Pero había algo más. Sentía un dolor especial cuando trabajaba en un caso relacionado con el asesinato de una joven. Le recordaba demasiado los años de su propia adolescencia en Phoenix y se daba cuenta de que, si algo en su pasado hubiera discurrido de otra forma, aquel cuerpo desnudo que yacía en el desierto podría muy bien haber sido el de ella misma.

—¿Cómo te llamas, encanto? —murmuró Serena entre dientes mientras contemplaba el cuerpo de la chica.

—Parece que ha llegado la caballería —dijo Cordy. Señaló la carretera, por la que comenzaba a llegar un torrente de vehículos médicos y policiales—. Dime que no nos quedaremos aquí fuera tostándonos cinco horas mientras escarban entre las piedras.

Serena negó con la cabeza.

—Acordonaremos la zona y pasaremos el caso a Neuss. Le irá bien una tarde bajo el sol. Hablaremos con el forense por si encuentra algo en el cadáver que se nos haya pasado por alto. Y luego nos marcharemos de aquí e intentaremos identificar a esta chica.

—¿Quieres decirme cómo piensas identificar un cuerpo que nadie va a reconocer?

—Bueno, primero pedirás al departamento que nos mande por fax las denuncias locales de personas desaparecidas en las dos últimas semanas; mujeres blancas de entre trece y treinta años.

—Ajá. ¿Lo quieres encuadernado o en CD-ROM?

—He dicho dos semanas, Cordy; no dos años. De todas maneras, me sorprendería encontrar algo.

—¿Por qué?

—Sospecho que se movía por círculos en los que una desaparición no se considera algo inhabitual —dijo Serena.

—Ajá. Entonces, ¿qué hacemos?

—Pues visitar algunos clubes de striptease.

Cordy aulló.

—Hoy es mi día, mamita. ¿Crees que la chavala era bailarina de striptease? Espero que tuviera mejor aspecto que ahora. Si vas a un club y ves a eso desnudándose, seguro que vuelves a casa para siempre con tu mujer, ¿no crees?

—Cállate, Cordy.

—Está bien, pero, ¿qué me he perdido? ¿Has encontrado un carné del sindicato de bailarinas o algo así? ¿Por qué estás tan segura de que practicaba danzas eróticas?

Serena se encogió de hombros.

—Lleva implantes en los pechos, por eso no están hundidos. La zona púbica está bien afeitada y sólo hay una franja vertical de vello. Hay restos de purpurina en sus pechos y muslos y lleva un pequeño corazón tatuado en el pecho izquierdo. Si reunimos todos estos datos, yo diría que la chica es de las que dan vueltas alrededor de una barra metálica.

—Ajá.

—Eso nos limita a unos cuatrocientos garitos. Sin mencionar los servicios a domicilio.

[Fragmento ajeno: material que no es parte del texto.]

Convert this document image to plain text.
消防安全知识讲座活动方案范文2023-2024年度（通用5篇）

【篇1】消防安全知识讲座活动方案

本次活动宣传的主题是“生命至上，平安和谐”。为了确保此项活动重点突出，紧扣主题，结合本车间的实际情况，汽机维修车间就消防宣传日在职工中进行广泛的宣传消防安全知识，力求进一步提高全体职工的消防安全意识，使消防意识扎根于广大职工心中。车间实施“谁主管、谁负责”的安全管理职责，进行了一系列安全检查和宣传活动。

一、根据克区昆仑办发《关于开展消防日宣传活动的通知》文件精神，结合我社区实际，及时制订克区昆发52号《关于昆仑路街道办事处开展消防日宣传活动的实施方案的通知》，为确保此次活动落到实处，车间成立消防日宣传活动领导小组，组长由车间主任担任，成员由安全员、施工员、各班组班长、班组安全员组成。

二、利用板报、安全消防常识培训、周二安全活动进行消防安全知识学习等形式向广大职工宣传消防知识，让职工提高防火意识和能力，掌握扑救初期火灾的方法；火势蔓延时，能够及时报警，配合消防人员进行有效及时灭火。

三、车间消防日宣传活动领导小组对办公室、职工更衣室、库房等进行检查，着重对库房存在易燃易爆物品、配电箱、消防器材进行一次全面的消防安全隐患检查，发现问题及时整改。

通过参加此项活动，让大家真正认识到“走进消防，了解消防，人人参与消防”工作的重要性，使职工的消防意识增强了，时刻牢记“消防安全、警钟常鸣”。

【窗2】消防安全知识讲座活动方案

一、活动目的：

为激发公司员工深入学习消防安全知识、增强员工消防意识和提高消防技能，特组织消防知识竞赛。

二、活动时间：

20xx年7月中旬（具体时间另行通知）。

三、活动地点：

—He dicho bailarina, no prostituta. Las prostitutas no se preocupan de ponerse purpurina, cariño. O implantes. Eso es para los espectáculos. Empezaremos por los sitios más conocidos, espero que la chica fuese lo bastante buena meneando la pelvis como para trabajar en uno de ellos.

Cordy sonrió.

—Tú eres la jefa. Si tengo que pasarme el día hablando con mujeres que se dedican a desnudarse en los clubes, así sea.